Braverman's in many ways excellent Labor and Monopoly Capital explores the 
degradation of work, but sees it as mainly a problem of loss of "will and 
ambition to wrest control of production from capitalist hands." And Schwabbe's 
Psychosocial Consequences of Natural and Alienated Labor is dedicated to the 
ending of all domination in production and projects a self-management of 
production. The reason, obviously, that he ignores division of labor is that it 
is inherent in production; he does not see that it is nonsense to speak of 
liberation and production in the same breath. The tendency of division of labor 
has always been the forced labor
of the interchangeable cog in an increasingly autonomous, impervious-to­ desire 
apparatus. The barbarism of modem times is still the enslavement to technology, 
that is to say, to division of labor. "Specialization," wrote Giedion, "goes on 
without respite," and today more than ever can we see and feel the barren, 
de-eroticized world it has brought us to. Robinson Jeffers decided, "I don't 
think industrial civilization is worth the distortion of human nature, and the 
meanness and loss of contact with the earth, that it entails."

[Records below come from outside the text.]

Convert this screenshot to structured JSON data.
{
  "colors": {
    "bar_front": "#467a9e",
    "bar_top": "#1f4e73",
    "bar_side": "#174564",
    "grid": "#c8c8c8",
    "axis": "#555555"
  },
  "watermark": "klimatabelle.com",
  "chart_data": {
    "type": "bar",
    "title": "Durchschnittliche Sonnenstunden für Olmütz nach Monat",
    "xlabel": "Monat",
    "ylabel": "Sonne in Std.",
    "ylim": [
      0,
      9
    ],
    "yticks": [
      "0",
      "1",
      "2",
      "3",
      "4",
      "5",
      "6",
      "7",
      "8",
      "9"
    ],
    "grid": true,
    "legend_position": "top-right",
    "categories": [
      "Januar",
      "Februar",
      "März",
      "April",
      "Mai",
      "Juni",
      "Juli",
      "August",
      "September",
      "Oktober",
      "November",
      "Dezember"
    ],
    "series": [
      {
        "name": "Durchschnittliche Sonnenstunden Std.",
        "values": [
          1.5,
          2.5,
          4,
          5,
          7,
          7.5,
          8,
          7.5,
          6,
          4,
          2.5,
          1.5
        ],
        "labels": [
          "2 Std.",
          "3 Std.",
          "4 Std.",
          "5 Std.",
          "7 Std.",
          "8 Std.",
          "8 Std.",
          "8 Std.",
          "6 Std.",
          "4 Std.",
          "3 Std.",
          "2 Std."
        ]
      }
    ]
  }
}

Meanwhile, the continuing myths of the "neutrality" and "inevitability" of 
technological development are crucial to fitting everyone to the yoke of 
division of labor. Those who oppose domination while defending its core 
principle are the perpetuators of our captivity. Consider Guattari, that 
radical post-structuralist, who finds that desire and dreams are quite possible 
"even in a society with highly developed industry and highly developed public 
information services, etc." Our advanced French opponent of alienation scoffs 
at the naive who detect the "essential wickedness of industrial societies," but 
does offer the prescription that "the whole attitude of specialists needs 
questioning." Not the existence of specialists, of course, merely their 
"attitudes." To the question, "How much division of labor should we jettison?" 
returns, I believe, the answer, "How much wholeness for ourselves and the 
planet do we want?"

-p. 97 Future Primitive Revisited, John Zerzan.